Uno de los análisis que ha tenido mayor eco proviene de John Roemer (1998a) quien establece dos enfoques de la igualdad de oportunidades: a) como “nivelar el campo de juego”, lo que exige hacer lo que posible, mediante acciones y recursos compensadores, para que todos estén inicialmente en las mismas condiciones; y b) como no discriminación de ninguna persona por sus condiciones personales. Si este segundo es obvio, dado que sería inmoral una discriminación de este tipo; el primero –como política de igualdad de oportunidades– merece ser objeto de discusión. Se deben compensar todas las circunstancias de las que no es responsable la persona (por ejemplo, origen familiar), pero que afectan a sus posibilidades; no así aquellas, defiende Roemer (1998b), de las que es responsable (por ejemplo, el esfuerzo). Así, se deberían asignar los recursos:

de modo que los resultados que  una persona obtenga se correspondan solamente con su  esfuerzo y no sus circunstancias. [...] La política que  propongo es aquella que ofrezca resultados tan iguales como sea posible entre aquellos individuos de distintos tipos situados en un mismo centil de sus respectivas distribuciones de esfuerzos (Roemer, 1998b:77).

Si bien premiar el esfuerzo voluntario puede ser un modo para salvar los condicionamientos externos, evitando que éstos contribuyan a la exclusión, responde a una igualdad de oportunidades meritocrática en unos casos, liberal en otros. Únicamente el esfuerzo personal y voluntario, fruto de la libre elección, justificaría la desigualdad de resultados. El problema de esta conceptualización es que el propio esfuerzo no es independiente de otros condicionamientos sociales, por lo que resulta imposible nivelar el terreno de juego. Es, pues, una igualdad formal, entendida como una “carrera abierta a todos los talentos”. En su lugar Rawls (1979), como veremos posteriormente, defiende una “igualdad equitativa de oportunidades”, donde el talento no debe ser tenido en cuenta. Van Parijs (1993), comentando de modo acertado a Rawls dice:

La igualdad equitativa de oportunidades, por su parte, no se reduce a la posibilidad puramente formal para cualquiera de acceder a cualquier función en la sociedad.
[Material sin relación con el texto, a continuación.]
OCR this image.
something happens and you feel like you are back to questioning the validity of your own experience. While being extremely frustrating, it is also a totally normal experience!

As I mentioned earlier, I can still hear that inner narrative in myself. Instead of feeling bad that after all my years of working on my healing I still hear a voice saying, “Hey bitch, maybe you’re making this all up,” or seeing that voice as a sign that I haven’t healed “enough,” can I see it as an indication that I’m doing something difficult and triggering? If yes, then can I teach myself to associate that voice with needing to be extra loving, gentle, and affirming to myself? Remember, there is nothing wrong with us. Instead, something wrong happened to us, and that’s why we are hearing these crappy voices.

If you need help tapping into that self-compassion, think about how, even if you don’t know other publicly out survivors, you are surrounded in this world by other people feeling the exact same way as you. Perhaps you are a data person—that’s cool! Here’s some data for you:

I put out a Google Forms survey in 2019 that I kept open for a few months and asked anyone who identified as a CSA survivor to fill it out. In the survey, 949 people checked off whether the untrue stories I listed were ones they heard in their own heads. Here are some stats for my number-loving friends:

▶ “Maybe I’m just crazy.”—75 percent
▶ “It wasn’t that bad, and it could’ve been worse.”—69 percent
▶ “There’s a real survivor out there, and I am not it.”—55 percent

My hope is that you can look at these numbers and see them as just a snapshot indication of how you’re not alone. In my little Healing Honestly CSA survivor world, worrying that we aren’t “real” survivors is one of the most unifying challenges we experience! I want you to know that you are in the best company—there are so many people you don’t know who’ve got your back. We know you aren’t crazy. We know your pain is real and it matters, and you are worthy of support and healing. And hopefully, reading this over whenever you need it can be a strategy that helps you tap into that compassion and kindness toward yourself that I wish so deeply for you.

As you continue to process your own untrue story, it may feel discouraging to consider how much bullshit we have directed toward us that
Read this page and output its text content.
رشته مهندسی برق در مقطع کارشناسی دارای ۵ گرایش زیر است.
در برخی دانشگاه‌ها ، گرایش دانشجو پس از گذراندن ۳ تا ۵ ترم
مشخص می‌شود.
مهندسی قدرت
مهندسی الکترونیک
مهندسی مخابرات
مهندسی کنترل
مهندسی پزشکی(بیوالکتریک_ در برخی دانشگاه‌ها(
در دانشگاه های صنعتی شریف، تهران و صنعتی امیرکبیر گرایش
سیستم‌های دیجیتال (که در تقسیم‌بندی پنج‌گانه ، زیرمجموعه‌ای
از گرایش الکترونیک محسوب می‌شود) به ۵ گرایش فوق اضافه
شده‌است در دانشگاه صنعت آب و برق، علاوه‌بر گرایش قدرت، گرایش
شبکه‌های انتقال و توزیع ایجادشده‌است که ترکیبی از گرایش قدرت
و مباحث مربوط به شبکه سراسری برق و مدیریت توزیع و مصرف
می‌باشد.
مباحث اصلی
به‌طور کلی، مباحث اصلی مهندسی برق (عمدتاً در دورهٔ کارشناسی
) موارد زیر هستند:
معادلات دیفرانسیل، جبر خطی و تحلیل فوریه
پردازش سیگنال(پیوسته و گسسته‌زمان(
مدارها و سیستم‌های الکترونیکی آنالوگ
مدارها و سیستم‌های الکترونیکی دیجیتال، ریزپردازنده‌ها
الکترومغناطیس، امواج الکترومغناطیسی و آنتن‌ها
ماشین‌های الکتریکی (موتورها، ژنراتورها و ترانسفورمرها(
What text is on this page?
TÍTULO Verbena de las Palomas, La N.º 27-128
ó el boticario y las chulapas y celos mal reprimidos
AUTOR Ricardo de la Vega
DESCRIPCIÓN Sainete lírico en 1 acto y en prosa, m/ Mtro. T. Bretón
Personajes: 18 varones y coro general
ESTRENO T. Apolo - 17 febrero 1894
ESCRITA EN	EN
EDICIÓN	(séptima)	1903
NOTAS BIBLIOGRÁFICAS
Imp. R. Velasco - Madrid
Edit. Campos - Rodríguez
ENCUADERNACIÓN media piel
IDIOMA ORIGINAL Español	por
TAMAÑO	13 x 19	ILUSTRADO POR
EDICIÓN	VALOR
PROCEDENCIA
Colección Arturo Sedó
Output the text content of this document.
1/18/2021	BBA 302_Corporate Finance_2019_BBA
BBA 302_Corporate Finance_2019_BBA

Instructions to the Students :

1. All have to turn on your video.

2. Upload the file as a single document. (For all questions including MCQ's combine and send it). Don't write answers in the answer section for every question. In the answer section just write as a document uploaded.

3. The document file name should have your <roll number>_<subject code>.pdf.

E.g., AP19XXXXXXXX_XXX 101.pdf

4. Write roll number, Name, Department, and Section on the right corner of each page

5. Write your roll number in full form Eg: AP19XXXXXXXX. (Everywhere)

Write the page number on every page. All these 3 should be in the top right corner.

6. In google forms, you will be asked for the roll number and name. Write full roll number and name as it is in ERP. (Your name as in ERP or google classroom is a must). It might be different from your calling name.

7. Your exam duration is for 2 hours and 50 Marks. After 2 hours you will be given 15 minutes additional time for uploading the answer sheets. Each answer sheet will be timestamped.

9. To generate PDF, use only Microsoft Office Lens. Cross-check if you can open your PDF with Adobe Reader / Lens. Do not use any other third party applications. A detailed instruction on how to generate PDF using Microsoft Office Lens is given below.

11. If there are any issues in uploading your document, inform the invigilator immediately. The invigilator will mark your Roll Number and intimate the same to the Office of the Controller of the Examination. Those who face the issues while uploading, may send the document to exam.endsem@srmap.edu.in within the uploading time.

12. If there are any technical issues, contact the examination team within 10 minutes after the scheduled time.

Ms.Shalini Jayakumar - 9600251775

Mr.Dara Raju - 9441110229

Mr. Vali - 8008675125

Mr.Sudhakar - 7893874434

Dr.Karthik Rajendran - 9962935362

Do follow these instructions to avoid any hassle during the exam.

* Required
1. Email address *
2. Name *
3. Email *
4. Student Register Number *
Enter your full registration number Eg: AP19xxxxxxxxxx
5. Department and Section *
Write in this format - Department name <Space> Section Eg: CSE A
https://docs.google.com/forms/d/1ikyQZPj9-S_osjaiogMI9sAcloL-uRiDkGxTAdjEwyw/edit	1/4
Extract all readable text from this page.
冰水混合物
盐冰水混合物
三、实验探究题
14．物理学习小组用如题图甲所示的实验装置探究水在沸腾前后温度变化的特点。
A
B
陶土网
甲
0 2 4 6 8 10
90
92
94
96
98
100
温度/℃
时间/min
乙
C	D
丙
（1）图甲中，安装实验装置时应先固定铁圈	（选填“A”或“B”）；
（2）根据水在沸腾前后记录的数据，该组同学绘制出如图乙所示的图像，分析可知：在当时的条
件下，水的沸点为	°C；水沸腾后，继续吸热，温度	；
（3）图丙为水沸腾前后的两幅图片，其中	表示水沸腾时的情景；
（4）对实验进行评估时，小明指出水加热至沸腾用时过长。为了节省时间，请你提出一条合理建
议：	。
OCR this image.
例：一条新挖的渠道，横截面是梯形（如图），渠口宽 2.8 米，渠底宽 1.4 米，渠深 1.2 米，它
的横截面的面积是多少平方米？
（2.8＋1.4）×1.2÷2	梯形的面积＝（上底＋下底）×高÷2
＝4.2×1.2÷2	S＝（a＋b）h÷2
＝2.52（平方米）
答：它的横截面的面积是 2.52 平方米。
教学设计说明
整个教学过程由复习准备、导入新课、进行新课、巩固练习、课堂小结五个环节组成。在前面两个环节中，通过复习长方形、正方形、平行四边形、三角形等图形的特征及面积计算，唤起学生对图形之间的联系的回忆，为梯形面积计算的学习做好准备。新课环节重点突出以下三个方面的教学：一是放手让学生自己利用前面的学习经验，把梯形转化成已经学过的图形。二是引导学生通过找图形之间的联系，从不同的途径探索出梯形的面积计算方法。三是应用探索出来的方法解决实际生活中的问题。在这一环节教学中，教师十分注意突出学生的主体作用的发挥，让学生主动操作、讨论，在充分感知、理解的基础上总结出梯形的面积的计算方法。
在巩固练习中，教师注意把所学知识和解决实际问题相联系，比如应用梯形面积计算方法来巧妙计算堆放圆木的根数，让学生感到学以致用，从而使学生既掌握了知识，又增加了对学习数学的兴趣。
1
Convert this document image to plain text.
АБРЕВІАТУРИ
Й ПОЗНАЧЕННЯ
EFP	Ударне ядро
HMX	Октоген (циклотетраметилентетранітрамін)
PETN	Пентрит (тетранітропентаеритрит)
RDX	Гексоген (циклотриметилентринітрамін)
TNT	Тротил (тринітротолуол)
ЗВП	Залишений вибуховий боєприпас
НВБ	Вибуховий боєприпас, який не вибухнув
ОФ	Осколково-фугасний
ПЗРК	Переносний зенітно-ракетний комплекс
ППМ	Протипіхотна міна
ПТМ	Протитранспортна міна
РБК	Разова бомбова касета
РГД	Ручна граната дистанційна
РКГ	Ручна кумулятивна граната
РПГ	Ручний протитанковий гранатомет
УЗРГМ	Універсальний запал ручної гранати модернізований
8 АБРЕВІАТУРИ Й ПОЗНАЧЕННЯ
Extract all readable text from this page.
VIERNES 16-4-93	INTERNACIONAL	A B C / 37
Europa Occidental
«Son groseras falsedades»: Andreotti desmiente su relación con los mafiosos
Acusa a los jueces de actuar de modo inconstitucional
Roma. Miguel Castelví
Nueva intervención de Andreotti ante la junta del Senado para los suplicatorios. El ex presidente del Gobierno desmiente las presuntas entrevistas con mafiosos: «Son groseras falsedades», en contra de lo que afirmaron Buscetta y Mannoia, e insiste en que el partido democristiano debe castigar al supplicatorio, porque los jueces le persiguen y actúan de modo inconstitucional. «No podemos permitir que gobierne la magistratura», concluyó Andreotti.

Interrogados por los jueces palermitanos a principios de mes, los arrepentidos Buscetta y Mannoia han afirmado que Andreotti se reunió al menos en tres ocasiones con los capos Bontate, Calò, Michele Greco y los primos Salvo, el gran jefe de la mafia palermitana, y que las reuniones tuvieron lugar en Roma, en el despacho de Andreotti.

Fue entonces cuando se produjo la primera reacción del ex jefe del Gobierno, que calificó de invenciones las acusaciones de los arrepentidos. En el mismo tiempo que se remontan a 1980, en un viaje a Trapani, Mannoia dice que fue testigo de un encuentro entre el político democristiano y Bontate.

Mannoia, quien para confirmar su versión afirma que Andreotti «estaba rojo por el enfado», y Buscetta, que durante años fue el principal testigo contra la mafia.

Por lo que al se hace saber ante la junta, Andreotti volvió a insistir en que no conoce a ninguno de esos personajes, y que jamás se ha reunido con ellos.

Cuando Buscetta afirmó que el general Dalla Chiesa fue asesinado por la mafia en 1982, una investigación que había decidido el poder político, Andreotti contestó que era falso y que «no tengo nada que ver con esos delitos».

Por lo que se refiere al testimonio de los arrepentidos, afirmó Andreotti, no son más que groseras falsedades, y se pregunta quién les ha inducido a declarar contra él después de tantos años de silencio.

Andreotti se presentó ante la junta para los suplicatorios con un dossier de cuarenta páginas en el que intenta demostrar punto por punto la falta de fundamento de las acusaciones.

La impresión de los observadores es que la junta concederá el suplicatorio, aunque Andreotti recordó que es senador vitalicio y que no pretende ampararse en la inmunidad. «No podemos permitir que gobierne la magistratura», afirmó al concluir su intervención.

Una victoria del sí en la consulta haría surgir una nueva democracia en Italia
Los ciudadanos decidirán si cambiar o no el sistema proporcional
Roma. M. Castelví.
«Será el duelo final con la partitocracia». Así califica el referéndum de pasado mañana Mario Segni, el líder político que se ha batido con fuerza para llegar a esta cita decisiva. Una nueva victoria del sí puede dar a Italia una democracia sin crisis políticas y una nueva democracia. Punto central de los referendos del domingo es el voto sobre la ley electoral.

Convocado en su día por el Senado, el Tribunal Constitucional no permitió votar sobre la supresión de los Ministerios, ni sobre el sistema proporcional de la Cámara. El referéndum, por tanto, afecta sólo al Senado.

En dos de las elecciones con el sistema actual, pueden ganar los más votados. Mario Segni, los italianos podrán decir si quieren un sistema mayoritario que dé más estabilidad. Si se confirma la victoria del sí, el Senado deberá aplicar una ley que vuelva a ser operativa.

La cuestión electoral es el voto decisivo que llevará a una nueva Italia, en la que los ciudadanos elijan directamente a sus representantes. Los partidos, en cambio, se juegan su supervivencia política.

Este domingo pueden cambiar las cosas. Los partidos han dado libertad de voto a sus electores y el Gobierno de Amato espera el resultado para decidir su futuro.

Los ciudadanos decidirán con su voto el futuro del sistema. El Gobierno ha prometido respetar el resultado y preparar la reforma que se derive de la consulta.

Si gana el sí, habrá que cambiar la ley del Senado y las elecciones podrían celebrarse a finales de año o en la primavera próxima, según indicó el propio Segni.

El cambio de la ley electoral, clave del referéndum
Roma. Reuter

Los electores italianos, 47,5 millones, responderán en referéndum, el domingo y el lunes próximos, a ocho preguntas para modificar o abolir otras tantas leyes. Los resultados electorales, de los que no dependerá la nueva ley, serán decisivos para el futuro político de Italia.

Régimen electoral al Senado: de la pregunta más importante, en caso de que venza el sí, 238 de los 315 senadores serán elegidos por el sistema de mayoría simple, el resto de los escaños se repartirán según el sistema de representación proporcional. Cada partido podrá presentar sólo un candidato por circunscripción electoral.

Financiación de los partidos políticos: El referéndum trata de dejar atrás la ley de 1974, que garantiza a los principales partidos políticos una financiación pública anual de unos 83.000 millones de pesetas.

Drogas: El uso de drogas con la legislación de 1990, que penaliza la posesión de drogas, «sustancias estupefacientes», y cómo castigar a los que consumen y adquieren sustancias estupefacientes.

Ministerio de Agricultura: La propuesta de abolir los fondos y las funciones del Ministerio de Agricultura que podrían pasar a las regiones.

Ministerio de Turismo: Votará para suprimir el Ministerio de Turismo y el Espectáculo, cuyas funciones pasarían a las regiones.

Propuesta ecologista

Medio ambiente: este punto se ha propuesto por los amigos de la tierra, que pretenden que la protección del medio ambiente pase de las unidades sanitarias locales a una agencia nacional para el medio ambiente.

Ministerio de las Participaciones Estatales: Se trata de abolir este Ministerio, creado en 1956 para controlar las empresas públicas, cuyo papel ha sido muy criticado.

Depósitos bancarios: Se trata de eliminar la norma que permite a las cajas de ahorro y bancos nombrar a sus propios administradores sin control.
Exige que el origen social no afecte en nada las posibilidades de acceso a las diferentes funciones y requiere, pues, la existencia de instituciones que impidan una concentración excesiva de riquezas y que, a talentos y capacidades iguales, aseguren a los individuos surgidos de todos los grupos sociales las mismas oportunidades de acceso a los diferentes niveles de educación (Van Parijs, 1993: 73).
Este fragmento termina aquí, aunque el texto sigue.